Cornwall-Eye-Device-trans

Helping you make sense of the Australian energy sector.

Energy Spectrum Australia

Energy Spectrum Australia | Issue 2

Welcome to the second edition of Energy Spectrum Australia.

The below extract has been taken from our second edition, and if you have enjoyed reading this article and want to read more about the latest developments in the Australian energy market, please contact Ben Hall, b.hall@cornwall-insight.com,  for more information.

AEMO: new markets & standards to help integrate renewables

On 1 October AEMO published an analysis and international comparison of Australia’s power security and level of renewables penetration.
AEMO recognises that parts of the country are experiencing some of the highest levels of wind and solar generation in the world. Rooftop solar penetration (20%) is comparable to Hawaii and in order to integrate it successfully will require more active management through increased visibility.
Operating a safe grid is not impossible with high variable renewable energy (VRE) penetration (see Figure 1). AEMO finds that synchronously interconnected power systems have operated for periods where wind and solar energy was larger than demand – including Denmark (157%) and South Australia (142%).

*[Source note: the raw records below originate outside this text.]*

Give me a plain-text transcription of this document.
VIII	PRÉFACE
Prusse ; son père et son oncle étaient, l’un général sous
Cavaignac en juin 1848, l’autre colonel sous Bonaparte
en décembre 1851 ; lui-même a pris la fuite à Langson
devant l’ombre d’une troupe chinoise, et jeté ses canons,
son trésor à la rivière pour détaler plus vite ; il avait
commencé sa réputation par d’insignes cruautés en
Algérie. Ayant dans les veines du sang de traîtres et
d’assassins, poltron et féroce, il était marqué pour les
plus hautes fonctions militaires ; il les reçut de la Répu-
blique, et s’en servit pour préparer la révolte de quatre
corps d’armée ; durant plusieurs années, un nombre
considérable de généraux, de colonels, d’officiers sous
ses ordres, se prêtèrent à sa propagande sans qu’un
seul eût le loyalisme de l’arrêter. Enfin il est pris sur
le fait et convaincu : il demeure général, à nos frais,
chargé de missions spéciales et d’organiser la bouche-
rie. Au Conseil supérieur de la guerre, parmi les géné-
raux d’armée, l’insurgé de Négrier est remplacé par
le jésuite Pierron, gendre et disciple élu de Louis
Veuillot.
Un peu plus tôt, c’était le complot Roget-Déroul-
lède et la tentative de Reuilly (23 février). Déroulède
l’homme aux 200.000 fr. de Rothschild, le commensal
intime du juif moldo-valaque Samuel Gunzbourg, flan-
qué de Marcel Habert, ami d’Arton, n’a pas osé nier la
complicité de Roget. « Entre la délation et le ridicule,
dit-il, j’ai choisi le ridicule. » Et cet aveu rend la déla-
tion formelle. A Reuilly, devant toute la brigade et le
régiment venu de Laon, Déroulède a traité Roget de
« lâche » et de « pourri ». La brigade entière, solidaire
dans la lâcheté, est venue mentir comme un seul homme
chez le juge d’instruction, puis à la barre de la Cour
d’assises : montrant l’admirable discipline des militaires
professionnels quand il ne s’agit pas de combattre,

Lessons to be taken from integrating renewables in other jurisdictions include:

  • Ramping constraints to account for uncertainty in both demand and renewable generation. Imposing maximum ramp rates for renewables, which ramp quickly, reduces stress on the system as well as suppress volatility; Denmark and Hawaii have both instituted ramp rate caps. AEMO is undertaking further studies to assess how ramping will affect the NEM at higher levels or VRE.
  • Undertake more active frequency and voltage management, including primary frequency response, minimum inertia requirements, dynamic reactive power support. Post fault active power (voltage) recovery was identified as a system need as synchronous generation leaves the grid but no specific solution has been implemented in other jurisdictions.
  • Utilise a precautionary approach to allow for operation limits to be relaxed in a controlled fashion to mitigate system risk as a new operational baseline is established. Ireland is utilising this method on the transition to 75%wind by 2021.
  • Mandate inverter ride through requirements along with standard connection standards for DERs.

To solve some of these issues AEMO is looking at potential minimum inertia requirements, further active power standards post faults, ramping markets or standards and active DER management.

AEMO’s acknowledgement that the changing dynamic of integrating increased renewables into the NEM will require a fundamental shift in understanding and operation of the NEM by themselves is encouraging. The report provides a positive roadmap for the development of standards and markets that value the new services that must be procured in order to continually operate the grid in a safe fashion.

This acknowledgement and AEMO’s intention to quantify the technical operational limits of the NEM under a changing future technology mix with decreasing synchronous generation is a move in the right direction. This will ensure the AEMO can operate securely without adversely impacting the market as has been the case with the curtailments in North West Victoria (NWV). The development of multiple markets that provide resources and tools that are fit for purpose (ramping, frequency, voltage, reserves etc.) will be paramount to an effect NEM where participants are rewarded for the services they provide.

A willingness to identify and pursue system operation limits will directly impact NWV. Other areas of the grid where high penetrations of
(particularly solar) is forecast (South West NSW and Northern Queensland) will also be impacted. It is a clear message to the market that AEMO will likely develop and implement technical limits alongside potentially multiple new markets.